Les nerfs à vif et guettant le moindre mouvement ou la moindre parole venant des chasseurs, leurs armes toujours braquées sur nos personnes, je sursaute lorsque je sens les doigts d'Alexander emprisonner ma main. Je lui jette alors un rapide regard et je ne saurai décrire le sentiment qui me traversait. Surtout que le moment n'était pas au décryptage de telles choses. La chaleur de ce contact me réconfortait et me donnait de l'espoir. Pourtant, celui-ci semblait vain quand l'un de nos assaillants ouvrit la bouche. Ce fut alors l'effroi le plus total qui m'envahit. Mes capacités surnaturelles avaient beau être particulièrement aiguisées, je n'avais pas vu le coup partir. Un tremblement me prit quand je me précipita vers Alexander, criant son nom.
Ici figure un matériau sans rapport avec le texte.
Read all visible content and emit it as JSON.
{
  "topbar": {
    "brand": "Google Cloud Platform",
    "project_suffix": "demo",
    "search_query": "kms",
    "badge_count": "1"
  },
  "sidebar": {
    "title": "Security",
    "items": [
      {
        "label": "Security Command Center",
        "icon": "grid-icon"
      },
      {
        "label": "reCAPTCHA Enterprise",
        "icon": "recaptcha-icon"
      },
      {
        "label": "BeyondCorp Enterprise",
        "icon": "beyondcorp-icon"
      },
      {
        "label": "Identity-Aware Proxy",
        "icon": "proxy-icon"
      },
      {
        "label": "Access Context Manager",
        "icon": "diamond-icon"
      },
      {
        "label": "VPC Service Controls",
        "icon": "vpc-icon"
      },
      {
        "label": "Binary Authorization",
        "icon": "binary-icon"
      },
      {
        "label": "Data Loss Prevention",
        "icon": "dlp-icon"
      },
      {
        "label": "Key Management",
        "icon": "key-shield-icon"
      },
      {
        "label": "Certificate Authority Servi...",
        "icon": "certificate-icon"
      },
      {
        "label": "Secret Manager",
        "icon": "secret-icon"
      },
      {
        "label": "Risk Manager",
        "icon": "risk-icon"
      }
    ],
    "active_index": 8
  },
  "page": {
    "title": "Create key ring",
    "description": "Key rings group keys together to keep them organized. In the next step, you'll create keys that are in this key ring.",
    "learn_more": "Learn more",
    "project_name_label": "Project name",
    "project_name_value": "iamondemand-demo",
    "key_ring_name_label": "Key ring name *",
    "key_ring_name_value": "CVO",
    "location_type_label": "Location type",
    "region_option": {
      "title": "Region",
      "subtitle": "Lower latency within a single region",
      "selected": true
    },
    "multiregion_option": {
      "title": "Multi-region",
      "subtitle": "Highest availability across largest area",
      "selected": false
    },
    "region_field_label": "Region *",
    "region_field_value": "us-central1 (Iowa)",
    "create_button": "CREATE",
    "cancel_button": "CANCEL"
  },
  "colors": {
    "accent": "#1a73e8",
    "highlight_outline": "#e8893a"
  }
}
Mais rapidement, je suis tirée en arrière, braquée à mon tour. Je me dis que j'allais bientôt connaître le même sort. Mais aucun coup n'est tiré. Ils m'ont cru. Ils m'épargnent, pour le moment.

Je tremble, je ne peux pas enlever mon regard de sur Alexander. Il souffre, le sang coule de sa plaie. Au fond de moi, la louve grogne, veut sortir et faire un carnage. Mais ce n'est pas le moment, je lui ordonne de rester sage. On aura notre vengeance, mais pas maintenant. Un chasseur m'agrippe violemment le bras. Je tente de me dégager, le fusillant du regard mais je me reçois une violente claque et l'étreinte de sa main n'est que plus ferme et plus douloureuse. Je sens le canon de son arme dans mon dos. Il m'ordonne d'avancer. Après un dernier regard parsemé d'inquiétude, je me mets alors en marche. Mon coeur bat vite, trop vite. La bête grogne dans mes entrailles. Je dois me calmer. Je dois respirer. Je dois trouver une solution, et vite. J'entends les gémissements de mon acolyte. Son état actuel compromettait sérieusement mon plan. Je devais donc trouver quelque chose, rapidement.

Au creux de la foret, je regarde à droite, à gauche. Je guette le moindre détail, cherchant la moindre perche qui signerait notre salut. Alors mes yeux de loups remarquent quelque chose. Ce genre de chose qui pourrait nous sauver. Peut être que leurs yeux d'humains moyens n'allaient pas remarquer. Ils étaient bien trop concentré à ce que je ne m'échappe pas, ou à soutenir un Alexander à l'agonie. Mon pouls s'accélère à nouveau. Il allait falloir être réactif.
A quelques mètres se trouvait un marécage dissimulait sous des couches de mousses et autres végétaux. Je me souviens y être tombé quand je n'étais qu'une petite fille. Plus que quelques centimètres. Le plan était simple. Les laisser tomber dans le piège, s'embourber et profiter de leur surprise pour s'échapper. Allait-elle être capable de neutraliser ces chasseurs et de secourir Alexander ? A vrai dire, elle n'en avait pas la moindre idée. Croisons les doigts.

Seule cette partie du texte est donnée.